The IB organisation said it would award diploma certificates “based on the student’s submitted coursework and the established assessment expertise, rigour and quality control already built into the programme”.
Need for certainty
“We have been consulting closely with our global community of schools, who need as much certainty as possible at an uncertain time,” Cambridge International said in its statement, adding: “Our priority is to protect the safety and well-being of our students and teachers, ensure fairness for all our students and support them in continuing with their education.”
The body said it recognised pupils had worked hard for their exams and it would work with schools to assess their achievements using “the best available evidence”.
Students will receive a grade and a certificate from Cambridge International, given the knowledge and skills they acquired in their study, Cambridge International said. It said it would provide guidance to schools on how students would receive those grades, which it insisted would not disadvantage them because of the cancellations.
“We are talking to universities worldwide and they are factoring these unprecedented circumstances into admissions decisions so that students can continue with their education journeys as soon as possible,” it said.
Sharon Hague, Pearson’s senior vice president of schools, said: “We remain committed to ensuring that all students internationally receive a result and a grade, and we will award grades to international students using the same principles as for the UK GCSE and A level qualifications” – these are to be based on classroom assessments and mock examinations.

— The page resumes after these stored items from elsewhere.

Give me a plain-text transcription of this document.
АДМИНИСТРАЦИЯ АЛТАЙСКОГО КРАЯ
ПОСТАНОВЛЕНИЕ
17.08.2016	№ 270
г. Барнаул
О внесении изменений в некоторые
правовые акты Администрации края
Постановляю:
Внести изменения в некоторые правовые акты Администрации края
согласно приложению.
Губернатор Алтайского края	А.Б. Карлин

The US College Board, which administers the US SAT university placement examinations, announced on 16 March that the May exams would be cancelled, including those rescheduled to May after the March SATs were also cancelled, while the status of the June SATs are being considered.
“We will provide additional SAT testing opportunities as soon as feasible in place of cancelled administrations,” the College Board said.
Disruptions in national examinations are continuing, with postponements and cancellations. Indonesia’s government also cancelled national exams due to begin from the end of March.
Hong Kong schools which had been due to reopen are to remain suspended until further notice, Hong Kong’s Chief Executive Carrie Lam said on 21 March. Hong Kong’s Diploma of Secondary Education exams, due to begin 26 March, have now been postponed by a month until 24 April, and Chinese and English-language oral examinations have been cancelled, the Hong Kong government said. Hong Kong’s schools have been closed since January.
Some 50,000 Hong Kong students sit the exams, and with major disruptions at Hong Kong’s universities due to protests in the city last year, as well as the coronavirus closures, many are expected to apply to overseas universities.